JAKARTA – Anggota Komisi VI DPR, Firnando Hadityo Ganinduto meminta, pemerintah merespons cepat kebijakan Presiden Amerika Serikat (AS) Donald Trump terkait tarif impor timbal balik atau Reciprocal Tarrifs terhadap Indonesia senilai 32%.
Jika tak diantisipasi dengan cepat dapat pengaruhi bidang di negeri . “Pemerintah harus segera menciptakan sesuatu gebrakan melindungi sektor Indonesia yang dimaksud biasa di area ekspor. Apalagi Amerika merupakan tujuan utama ekspor selain China dan juga Jepang. Keadaan ini bukan dapat dibiarkan, tarif ekspor sebesar 32 persen terlalu memberatkan,” kata Firnando, Kamis (3/4/2025).
Industri yang mana dikhawatirkan salah satunya ialah garmen , akibat banyak yang mana gulung tikar serta kesulitan membayar pesangon. Penerapan kebijakan Negeri Paman Sam mengenai tarif perdagangan terbaru terhadap negara-negara mitra dagang utamanya akan menggangu ekspor lapangan usaha garmen dan juga jelas menyebabkan keadaan makin terpuruk.
“Dampaknya pasti besar, waktu itu saya pernah bilang dengan Menteri Perdagangan kalau tarif masuk ke Amerika itu tak boleh tinggi-tinggi, lantaran garmen kita lumayan banyak kirim ke sana,” ucap Firnando.
Di sisi lain, adanya penurunan ekspor dari 2023 ke 2024 berada di dalam kisaran 8%, menimbulkan Indonesia harus mampu untuk menggerek persentase ini untuk naik positif.

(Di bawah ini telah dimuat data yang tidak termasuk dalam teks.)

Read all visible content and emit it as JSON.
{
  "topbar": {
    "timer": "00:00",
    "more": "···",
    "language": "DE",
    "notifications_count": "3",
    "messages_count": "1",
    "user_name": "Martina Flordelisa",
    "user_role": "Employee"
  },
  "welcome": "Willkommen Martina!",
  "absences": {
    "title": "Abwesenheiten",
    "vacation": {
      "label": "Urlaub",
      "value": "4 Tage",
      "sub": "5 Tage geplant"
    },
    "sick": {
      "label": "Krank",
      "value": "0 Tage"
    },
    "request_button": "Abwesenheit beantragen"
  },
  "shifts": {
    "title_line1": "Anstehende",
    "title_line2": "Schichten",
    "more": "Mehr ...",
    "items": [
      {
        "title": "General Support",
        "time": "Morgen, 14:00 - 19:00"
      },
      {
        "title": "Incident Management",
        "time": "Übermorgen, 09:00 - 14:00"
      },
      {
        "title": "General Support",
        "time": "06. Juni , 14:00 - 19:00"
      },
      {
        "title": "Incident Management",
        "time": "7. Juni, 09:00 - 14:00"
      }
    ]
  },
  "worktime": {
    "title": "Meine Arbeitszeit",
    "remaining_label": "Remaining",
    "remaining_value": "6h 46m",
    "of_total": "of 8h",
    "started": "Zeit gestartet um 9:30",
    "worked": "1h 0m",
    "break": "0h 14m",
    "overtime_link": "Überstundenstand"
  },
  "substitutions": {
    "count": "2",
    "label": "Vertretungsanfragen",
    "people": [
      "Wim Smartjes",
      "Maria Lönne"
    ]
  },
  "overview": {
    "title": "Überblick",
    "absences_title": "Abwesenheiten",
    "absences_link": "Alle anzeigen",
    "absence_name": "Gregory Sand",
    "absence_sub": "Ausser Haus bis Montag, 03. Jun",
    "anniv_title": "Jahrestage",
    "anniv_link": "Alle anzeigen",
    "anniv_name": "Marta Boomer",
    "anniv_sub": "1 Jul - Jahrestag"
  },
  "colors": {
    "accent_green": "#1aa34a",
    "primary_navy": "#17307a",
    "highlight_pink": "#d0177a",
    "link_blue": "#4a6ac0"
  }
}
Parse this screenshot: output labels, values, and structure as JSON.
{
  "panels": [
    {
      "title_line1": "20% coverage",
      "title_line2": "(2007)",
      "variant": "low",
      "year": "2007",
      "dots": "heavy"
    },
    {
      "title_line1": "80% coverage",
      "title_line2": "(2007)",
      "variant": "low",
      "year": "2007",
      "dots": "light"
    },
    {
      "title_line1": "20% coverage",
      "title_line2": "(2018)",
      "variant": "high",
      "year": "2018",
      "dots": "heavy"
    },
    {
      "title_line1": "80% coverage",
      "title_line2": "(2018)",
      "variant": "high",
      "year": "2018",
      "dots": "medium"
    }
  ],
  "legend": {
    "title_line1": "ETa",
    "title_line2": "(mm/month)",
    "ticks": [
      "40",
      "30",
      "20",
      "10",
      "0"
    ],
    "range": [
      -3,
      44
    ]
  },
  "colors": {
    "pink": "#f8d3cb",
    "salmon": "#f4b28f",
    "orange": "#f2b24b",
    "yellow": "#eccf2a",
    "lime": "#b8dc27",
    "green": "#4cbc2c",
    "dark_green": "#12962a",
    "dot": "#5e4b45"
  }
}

“Jika pemerintah tidaklah berhasil menegosiasikan tarif impor timbal balik dengan Amerika Serikat, maka opsi lain tentunya mengawasi prospek untuk relokasi sektor ke negara lain yang tersebut tambahan aman,” jelas Firnando.
Harapannya pengiriman barang sektor ke Amerika Serikat tetap saja berjalan, tanpa ada gangguan yang serius. Mengingat kenaikan tarif impor sekecil apapun akan segera memukul produksi lapangan usaha pada negeri.
Populasi Amerika Serikat juga berada di tempat urutan ketiga terbesar dalam dunia. Sehingga bukanlah belaka jumlah keseluruhan lingkungan ekonomi yang mana besar, tetapi juga daya belinya yang mana tinggi sehingga menjadi pangsa pangsa yang tersebut tidaklah semestinya ditinggalkan.
“Indonesia harus mampu merawat hubungan eskpor ke Amerika dengan lebih banyak baik supaya sanggup terus berjalan bahkan lebih besar tinggi lagi volumenya. Karena 1-2 persen semata telah sangat berarti sekali untuk pelaku bisnis ekspor,” tutup Firnando.